The decision to continue operating the plants in Linz also led to a significant alteration of the regional economic structure. But the actual reconstruction and expansion of the plants to a full extent only began after the commanding American officer, General Mark W. Clark, turned VÖEST over to the Republic of Austria in trust on July 16, 1946. On July 26, 1946, VÖEST was nationalized. The basis for this was the First Nationalization Act.
The Iron and Steel Plan of 1948 prepared by the Ministry for Asset Protection and Economic Planning and the Ministry for Trade and Reconstruction was designed to coordinate the growth of the iron and steel industry and served as the basis for the allocation of ERP (Marshall Plan) funds. The production of commercial sheet steel was concentrated in Linz.
The same year saw the beginning of an expansion program with foreign capital made available through the Marshall Plan of the USA, which was set up to support the rebuilding of Western Europe. At that time the USA considered a reprivatization of VÖEST with the financial participation of the Allies. On April 8, 1949, the three Western Powers declared that they wanted to forego their claims to “German assets” after the conclusion of a state treaty with Austria.
The development of the company proceeded rapidly. In 1951, for example, the slab mill went into operation. At the beginning of January 1953 production began at the first LD steelmaking plant in the world and at the hot strip mill with a rolling line that had five rolling stands, which represented one of the most important big investments of the postwar period. In October 1953 the cold rolling mill followed. In this and the following year the investments of the first development stage were essentially completed.

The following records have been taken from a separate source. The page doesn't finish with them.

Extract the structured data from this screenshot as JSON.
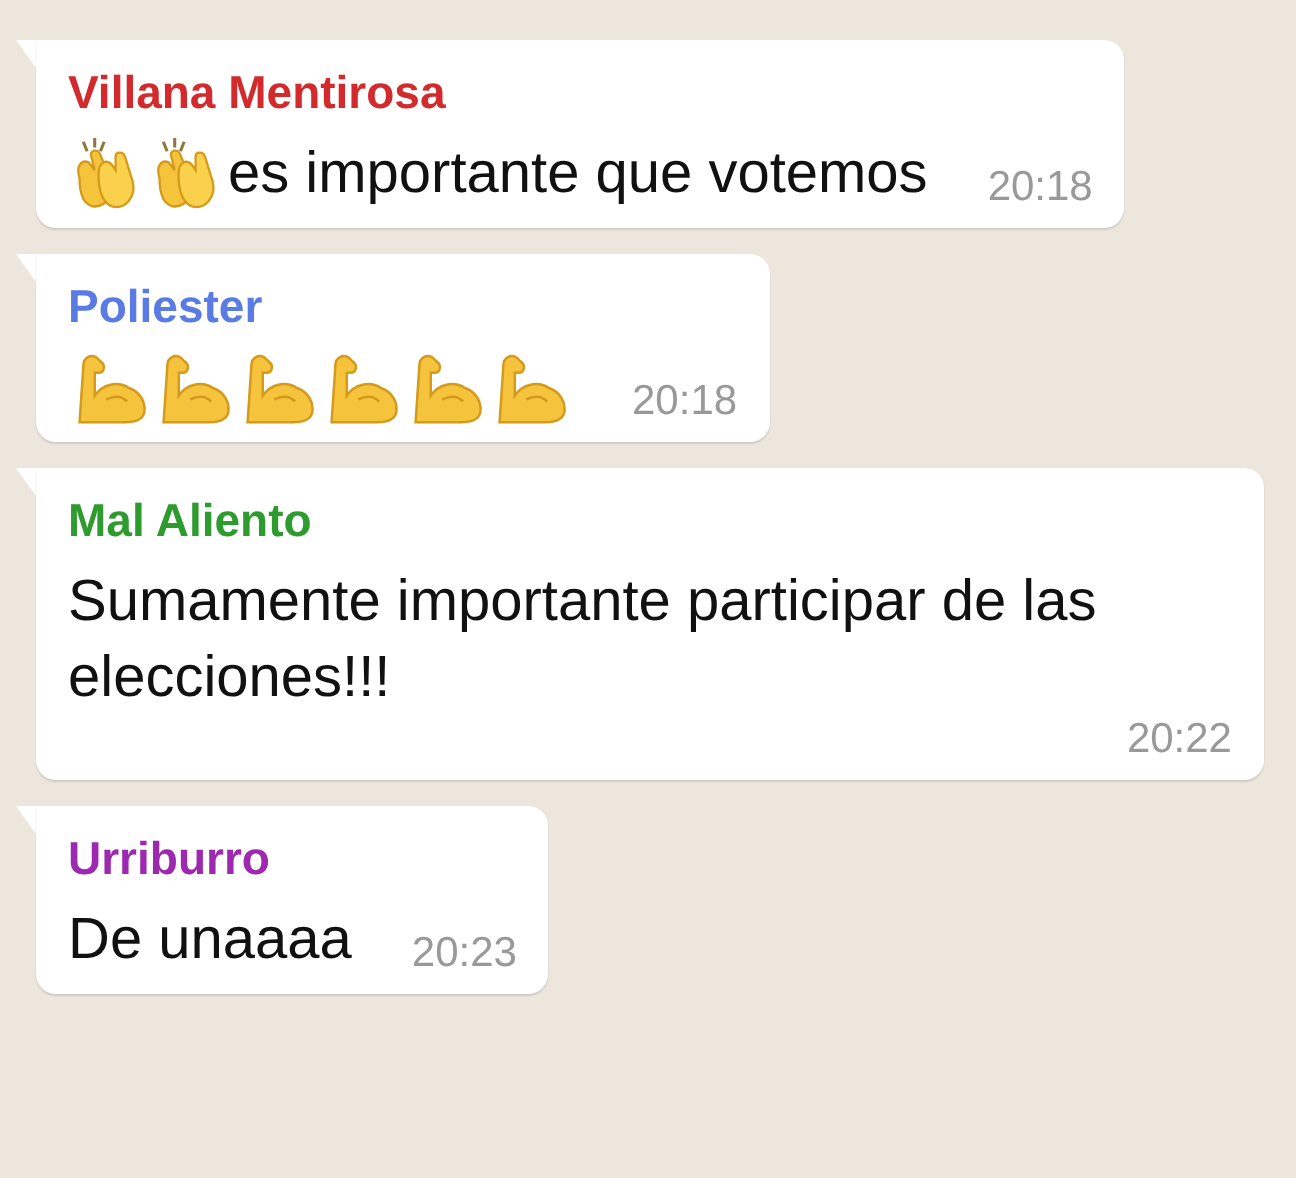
{
  "messages": [
    {
      "sender": "Villana Mentirosa",
      "color": "#d32a2e",
      "content": [
        {
          "kind": "clap"
        },
        {
          "kind": "clap"
        },
        {
          "kind": "text",
          "text": "es importante que votemos"
        }
      ],
      "time": "20:18"
    },
    {
      "sender": "Poliester",
      "color": "#5a7be3",
      "content": [
        {
          "kind": "flex"
        },
        {
          "kind": "flex"
        },
        {
          "kind": "flex"
        },
        {
          "kind": "flex"
        },
        {
          "kind": "flex"
        },
        {
          "kind": "flex"
        }
      ],
      "time": "20:18"
    },
    {
      "sender": "Mal Aliento",
      "color": "#2e9b2e",
      "content": [
        {
          "kind": "text",
          "text": "Sumamente importante participar de las elecciones!!!"
        }
      ],
      "time": "20:22"
    },
    {
      "sender": "Urriburro",
      "color": "#9c29b0",
      "content": [
        {
          "kind": "text",
          "text": "De unaaaa"
        }
      ],
      "time": "20:23"
    }
  ]
}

In the early years of VÖEST nothing had a greater influence on the image and history of the company than the development of the LD (Linz-Donawitz) process (basic oxygen steelmaking process). This innovation laid the foundation for an internationally competitive Austrian iron and steel industry. After a long period of preliminary work in Austria and other countries, scientists in Linz made the breakthrough. A successful series of tests led to the decision in December 1949 to construct the world’s first LD steelmaking plant in Linz.
In 1954 the Liezen steelworks was added to VÖEST through an operational lease. When the State Treaty was concluded in 1955, VÖEST took over management of the Krems steelworks, which had previously been under Soviet administration and not subject to Austrian disposition.